Quote: |
I tried a manual test of the new user space model. Since this is a user space process running it should have no affect on the rest of the front end system (which it didn't):
- Manually started the c1dnn EPICS IOC:
- Tried running the model user-space process directly:
Unfortunately, the process died with an "ADC TIMEOUT" error. I'm investigating why.

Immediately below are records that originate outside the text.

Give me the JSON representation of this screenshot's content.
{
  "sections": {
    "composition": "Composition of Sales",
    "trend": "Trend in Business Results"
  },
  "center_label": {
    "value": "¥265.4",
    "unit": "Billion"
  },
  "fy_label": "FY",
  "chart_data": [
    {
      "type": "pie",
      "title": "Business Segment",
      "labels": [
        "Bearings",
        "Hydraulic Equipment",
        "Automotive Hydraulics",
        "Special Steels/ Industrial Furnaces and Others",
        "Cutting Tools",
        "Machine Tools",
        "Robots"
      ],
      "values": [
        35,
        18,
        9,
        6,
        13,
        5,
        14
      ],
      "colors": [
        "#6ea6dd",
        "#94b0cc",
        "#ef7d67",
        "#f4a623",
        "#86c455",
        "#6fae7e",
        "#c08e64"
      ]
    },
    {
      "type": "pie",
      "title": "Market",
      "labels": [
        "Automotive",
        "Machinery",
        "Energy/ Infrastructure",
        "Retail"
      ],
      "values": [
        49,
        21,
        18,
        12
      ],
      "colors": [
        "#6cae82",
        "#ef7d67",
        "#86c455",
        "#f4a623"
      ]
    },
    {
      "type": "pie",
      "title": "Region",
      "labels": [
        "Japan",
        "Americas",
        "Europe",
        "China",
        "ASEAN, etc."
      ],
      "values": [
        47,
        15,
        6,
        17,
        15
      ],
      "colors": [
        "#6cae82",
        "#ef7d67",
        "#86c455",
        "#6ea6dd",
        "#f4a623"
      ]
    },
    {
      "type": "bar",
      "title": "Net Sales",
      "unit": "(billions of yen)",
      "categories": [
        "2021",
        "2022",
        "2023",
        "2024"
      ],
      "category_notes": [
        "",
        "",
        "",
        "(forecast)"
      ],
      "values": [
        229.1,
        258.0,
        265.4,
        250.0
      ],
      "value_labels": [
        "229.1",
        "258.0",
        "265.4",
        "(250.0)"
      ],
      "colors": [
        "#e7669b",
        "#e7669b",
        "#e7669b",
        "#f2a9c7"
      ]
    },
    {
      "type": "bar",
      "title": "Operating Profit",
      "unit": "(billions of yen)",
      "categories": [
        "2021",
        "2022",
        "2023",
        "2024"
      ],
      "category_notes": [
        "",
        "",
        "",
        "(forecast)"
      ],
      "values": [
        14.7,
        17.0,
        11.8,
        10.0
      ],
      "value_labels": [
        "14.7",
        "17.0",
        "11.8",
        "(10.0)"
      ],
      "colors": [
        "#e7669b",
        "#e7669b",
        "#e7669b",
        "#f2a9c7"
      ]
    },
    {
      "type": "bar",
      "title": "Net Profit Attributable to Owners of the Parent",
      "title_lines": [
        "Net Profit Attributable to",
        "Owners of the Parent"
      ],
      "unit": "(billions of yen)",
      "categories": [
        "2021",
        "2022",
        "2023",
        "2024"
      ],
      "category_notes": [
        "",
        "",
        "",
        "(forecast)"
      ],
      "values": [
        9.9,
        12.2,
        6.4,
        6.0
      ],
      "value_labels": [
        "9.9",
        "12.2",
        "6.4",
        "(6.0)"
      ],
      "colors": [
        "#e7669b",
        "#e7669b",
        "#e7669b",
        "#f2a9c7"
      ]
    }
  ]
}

Once we confirm the model runs, we'll add the appropriate SHMEM IPC connections to connect it to the c1lsc model.
|
I tried moving the model to c1ioo, where there are plenty of free cores sitting idle, and the model seems runs fine. I think the problem was just CPU contention on the c1lsc machine, where there were only two free cores and the kernel was using both for all the rest of the normal user space processes.
So there are two options:
- Use cpuset on c1lsc to tell the kernel to remove all other processes from CPU6 and save it just for the c1dnn model. This should not have any impact on the running of c1lsc, since that's exactly what would be happening if we were running the model in kernel space (e.g. isolating the core for the front end model). The auxilliary support user space processes (epics seq/ioc, awgtpman) should all run fine on CPU0, since that's what usually happens. Linux is only using the additional core since it's there. We don't have much experience with cpuset yet, though, so more offline testing will be required first.
- Run the model on c1ioo and ship the needed signals to/from c1lsc via PCIe dolphin. This is potentially slightly more invasive of a change, and would put more work on the dolphin network, but it should be able to handle it.
I'm going to start testing cpuset offline to figure out exactly what would need to be done. |